Rz. 40
Bei einem Mikro-Hedge sichert ein einzelnes Sicherungsgeschäft ein konkretes Grundgeschäft ab. Diese Form von Bewertungseinheit wird in der Literatur als relativ unproblematisch bewertet und ist gängige Praxis, da bei einem einzelnen Grundgeschäft die wichtigen Merkmale und Risiken klar zu erfassen sind und es auf den ersten Blick keine Überschneidungen mit anderen Grundgeschäften gibt.
Rz. 41
Ein Makro-Hedge liegt vor, wenn "die risikokompensierende Wirkung von ganzen Gruppen von Grundgeschäften zusammenfassend betrachtet werden". Die Sicherungsstrategie beruht also darauf, dass bei dieser Betrachtungsweise die Wechselwirkungen zwischen einer Vielzahl von Grundgeschäften berücksichtigt werden und nur die verbleibende offene Netto-Risikoposition abgesichert wird. Als Beispiel würde das Währungsrisiko einer Fremdwährungsforderung und einer Fremdwährungsverbindlichkeit zusammen betrachtet. Die Forderung und Verbindlichkeit in derselben Fremdwährung entspricht einer originären Absicherung. Die derivative Absicherung ist nur für die nicht abgesicherte Differenz nötig. Dieses Verfahren, dessen Zulässigkeit in der Vergangenheit durchaus umstritten war, unterliegt keinen besonderen Beschränkungen und ist somit definitiv gestattet.
Rz. 42
Die Begründung der Notwendigkeit dieses Verfahrens äußert sich in 2 zentralen Kostentreibern bei ausschließlicher Benutzung von Mikro-Hedges:
- Mikro-Hedges verursachen durch die nicht erfolgte Zusammenfassung sehr hohe Transaktionskosten.

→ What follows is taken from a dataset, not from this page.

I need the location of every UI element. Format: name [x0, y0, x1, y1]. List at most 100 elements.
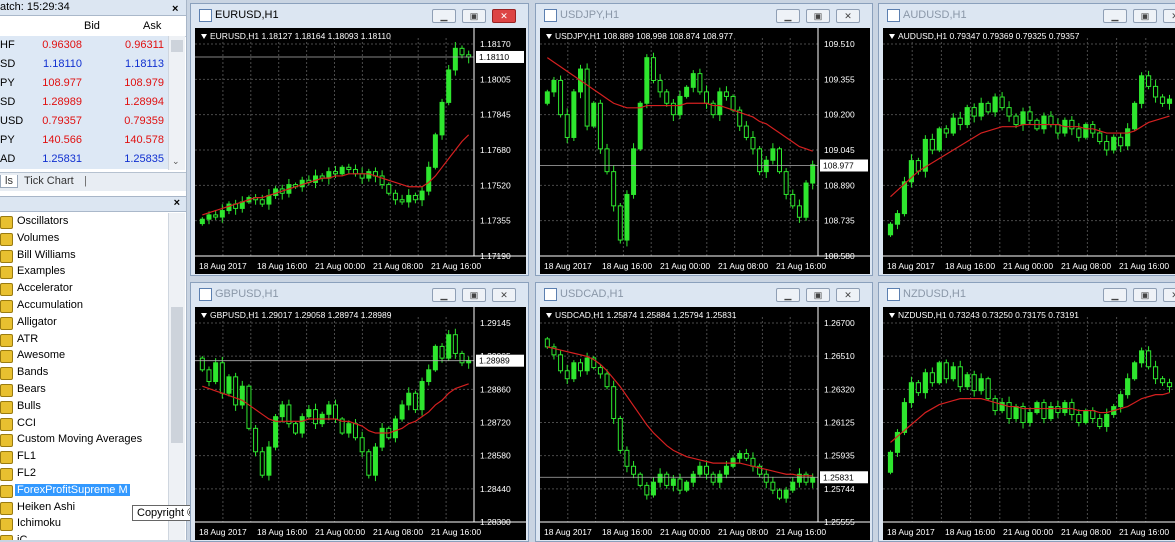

- Die Nichtbeachtung der Wechselwirkungen der einzelnen Grundgeschäfte führt zu einer teureren Bruttoabsicherung; eine Nettoabsicherung wäre günstiger. Wird nun dennoch ein Sicherungsinstrument eingesetzt, so ergibt sich eine Überkompensation, die weder wirtschaftlich noch unter dem Gesichtspunkt der Risikosteuerung vorteilhaft ist.
Rz. 43
Dies legt aus ökonomischen Gründen die Bevorzugung der Strategie des Makro-Hedges nahe. Allerdings ist die Prüfung der Voraussetzungen aufwendiger. Um die Effektivität hier zu messen, sind zwar keine konkreten Verfahren vorgeschrieben, in der Rechnungslegung nach IFRS haben sich jedoch die Dollar-Offset-Methode, die Varianz-Reduktionsmethode und die Regressionsanalyse durchgesetzt. Etwaige Ineffektivitäten zu erfassen und mit ihnen umzugehen macht hier gerade bei dynamischer Entwicklung ein kompetentes Risikomanagement erforderlich. Dies gewinnt nach IFRS 9 und auch nach dem HGB zunehmend Bedeutung, da die bilanzielle Abbildung letztlich der sachlichen Ebene des Risikomanagements zu folgen hat.
Rz. 44
Das Risikomanagement außerhalb des Bankensektors vollzieht sich primär im Bereich des Mikro-Hedging, in dem die Absicherung gegen Schwankungen der Basiswerte durch entsprechende konkrete Sicherungsgeschäfte erreicht werden soll. Dies hat auch aus dem Blickwinkel der notwendigen – wenn auch lt. Gesetzesbegründung nicht explizit geforderten – Dokumentation große Vorteile. Dennoch sind – mit Blick auf den Prüfer – die Zuordnungen der Grund- und Sicherungsgeschäfte sinnvollerweise bei Bildung der Bewertungseinheit zu dokumentieren, wenn eine Bewertungseinheit mit dem Ziel geschlossen wird, auch eine entsprechende Abbildung im Jahresabschluss zu erreichen.
Rz. 44a
IDW RS HFA 35, Tz. 20 fordert bei Anwendung von Makro- oder Portfolio-Hedge, dass diese im Einklang mit dem praktizierten Risikomanagement stehen muss. Daher muss in diesen Fällen ein dokumentiertes, angemessenes und funktionsfähiges Risikomanagementsystem für die abzusichernden Risiken vorhanden sein. Die Funktionsfähigkeit kann daran festgestellt werden, ob der Bilanzierende die Risiken identifizieren, bewerten, steuern und überwachen kann, wobei Art und Umfang der zu einer/mehreren Sicherungsbeziehung(en) zusammengefassten Grundgeschäfte und Sicherungsinstrumente sowie der abzusichernden Risiken zu berücksichtigen sind. Wegen der unterschiedlichen Auslegung der Begriffe hat der Bilanzierende nach IDW RS HFA 35, Tz. 20 sein Begriffsverständnis in der internen Dokumentation festzulegen und sollte dieses Verständnis zudem im Anhang erläutern.